Problem-solve you Haskell for fun and profit (well, ‘fun,’ anyway. Maybe.)

The following sets of problems over the next few days, whatever, get their 
inspiration from some of the problems from the P99, or Ninety-Nine Prolog 
Problems published by Werner Hett.

The first problem is this.

last :: [a] -> a

as implemented in GHC is guaranteed to be in linear time to the length of 
the list, in other words: bleck!

Create a data structure, let’s call it Deque a (‘Deque’ meaning: ‘double-ended 
queue’) such that the operation

last :: Deque a -> a

is in constant time, also have this function obey the properties of the 
same-named function for lists, that is: it gives an error for an empty Deque.

That’s the ‘get.’ The ‘put’ for this type should also be in ‘kinda good’ time 
at either end, so:

deck |< x (or ‘postpend element x to deque deck’)

and

y >| deck (or ‘prepend element y to deque deck’) 

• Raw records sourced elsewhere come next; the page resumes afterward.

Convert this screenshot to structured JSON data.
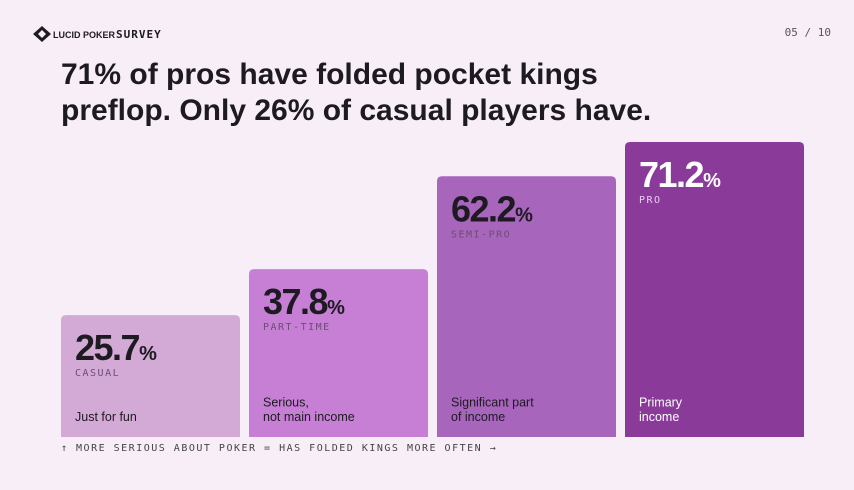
{
  "header": {
    "brand": "LUCID POKER",
    "section": "SURVEY",
    "page": "05 / 10"
  },
  "chart_data": {
    "type": "bar",
    "title": [
      "71% of pros have folded pocket kings",
      "preflop. Only 26% of casual players have."
    ],
    "categories": [
      "CASUAL",
      "PART-TIME",
      "SEMI-PRO",
      "PRO"
    ],
    "descriptions": [
      [
        "Just for fun"
      ],
      [
        "Serious,",
        "not main income"
      ],
      [
        "Significant part",
        "of income"
      ],
      [
        "Primary",
        "income"
      ]
    ],
    "values": [
      25.7,
      37.8,
      62.2,
      71.2
    ],
    "unit": "%",
    "colors": [
      "#d3a9d6",
      "#c67fd5",
      "#a765bc",
      "#8a3b9a"
    ],
    "footnote": "↑ MORE SERIOUS ABOUT POKER = HAS FOLDED KINGS MORE OFTEN →"
  }
}
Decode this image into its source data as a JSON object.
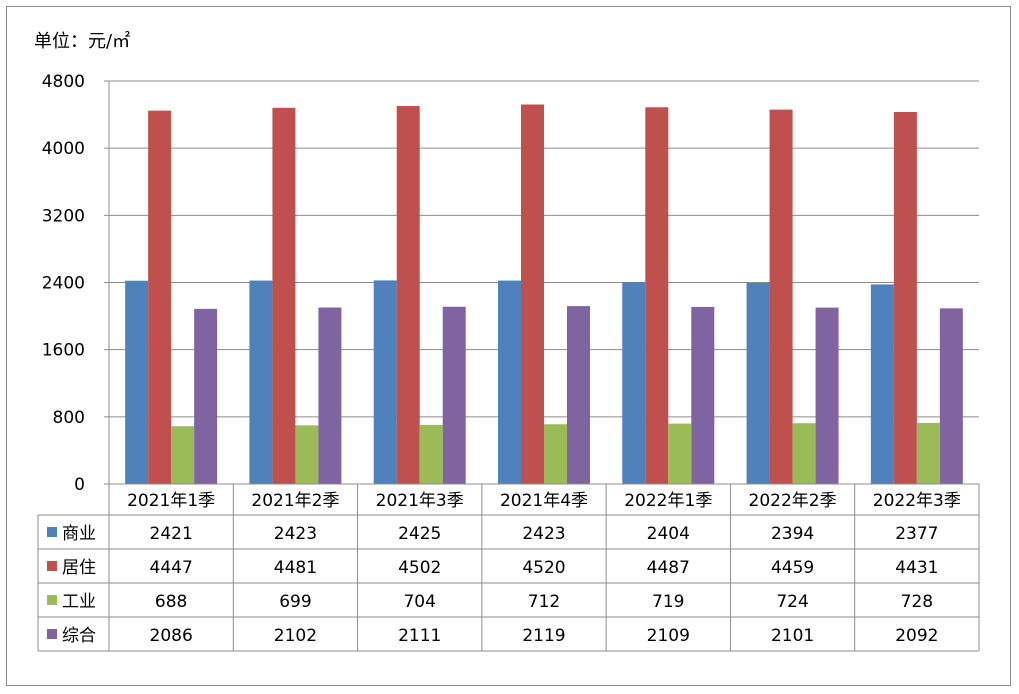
{
  "chart_data": {
    "type": "bar",
    "unit_label": "单位：元/㎡",
    "categories": [
      "2021年1季",
      "2021年2季",
      "2021年3季",
      "2021年4季",
      "2022年1季",
      "2022年2季",
      "2022年3季"
    ],
    "series": [
      {
        "name": "商业",
        "color": "#4f81bd",
        "values": [
          2421,
          2423,
          2425,
          2423,
          2404,
          2394,
          2377
        ]
      },
      {
        "name": "居住",
        "color": "#c0504d",
        "values": [
          4447,
          4481,
          4502,
          4520,
          4487,
          4459,
          4431
        ]
      },
      {
        "name": "工业",
        "color": "#9bbb59",
        "values": [
          688,
          699,
          704,
          712,
          719,
          724,
          728
        ]
      },
      {
        "name": "综合",
        "color": "#8064a2",
        "values": [
          2086,
          2102,
          2111,
          2119,
          2109,
          2101,
          2092
        ]
      }
    ],
    "ylim": [
      0,
      4800
    ],
    "yticks": [
      0,
      800,
      1600,
      2400,
      3200,
      4000,
      4800
    ],
    "grid": true,
    "legend": "data-table"
  }
}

are both in ‘kinda good’ time, where ‘kinda good’ is (weak-in-the-knees) defined 
as ‘okay for prepend’ and for postpend is ‘waaaay' better than 

list ++ [x] 

for some (any?) list.

The data type Deque a should also, at minimum, be a Traversable instance (which 
further means it has to be a Functor instance and a Foldable instance). So, this 
means: be ‘kinda’ careful when constructing deques, of course, but also be 
'kinda' careful when destructuring them, as well. Please see the Typeclassopedia 
at  http://www.haskell.org/haskellwiki/Typeclassopedia for information about 
these typeclasses.

Bonus (for those of you yawning at the above and want a bit of a challenge in 
your daily problem-solving exercise): Prove (or show) that last (Deque a) is in 
constant time. Prove, or show, that an implementation of Deque a can have 

zweitletztes (Deque a)

such that zweitletztes (Deque a) is faster than 

zweitletztes [a]. 

Such an implementation of Deque a might be a bi-directional list-type over a.

Explanation:

The last element of a list or deque is its ultimate element
The zweitletztes element of a list or deque is its penultimate element.

So, for let list = [1..10]

last list ~> 10
zweitletztes list ~> 9

Hint: implementing last and zweitletztes in the CPS makes the bonus proof 
trivial, but you can also count reduction steps by hand if you prefer.

-}

data Deque a = WhateverDeclarationWorksForYou

-- remember: instance Traversable Deque (and supporting instances)

last  :: Deque a -> a
last deck = undefined  -- constant time
first :: Deque a -> a
first deck = undefined -- constant time

(|<) :: Deque a -> a -> Deque a -- or 'postpend'
deck |< x = undefined  -- 'kinda good' time
(>|) :: a -> Deque a -> Deque a -- or 'prepend'
x >| deck = undefined  -- 'kinda good' time

-- bonus

zweitletztes :: Deque a -> a
zweitletztes deck = undefined

{-

1. Prove, or show, that your implementation of last for your implementation 
of Deque a is faster than the standard library last implementation (from GHC, 
for example). Hint: this should be an easy proof.

2. An implementation of zweitletztes for [a] could be written:

zweitletztes :: [a] -> a
zweitletztes = last . init

Prove, or show, that your implementation of zweitletztes (Deque a), for some 
(pretty good) implementation of Deque, is faster than some (pretty good) 
implementation of zweitletztes [a] for the Haskell standard implementation 
of [a].

-}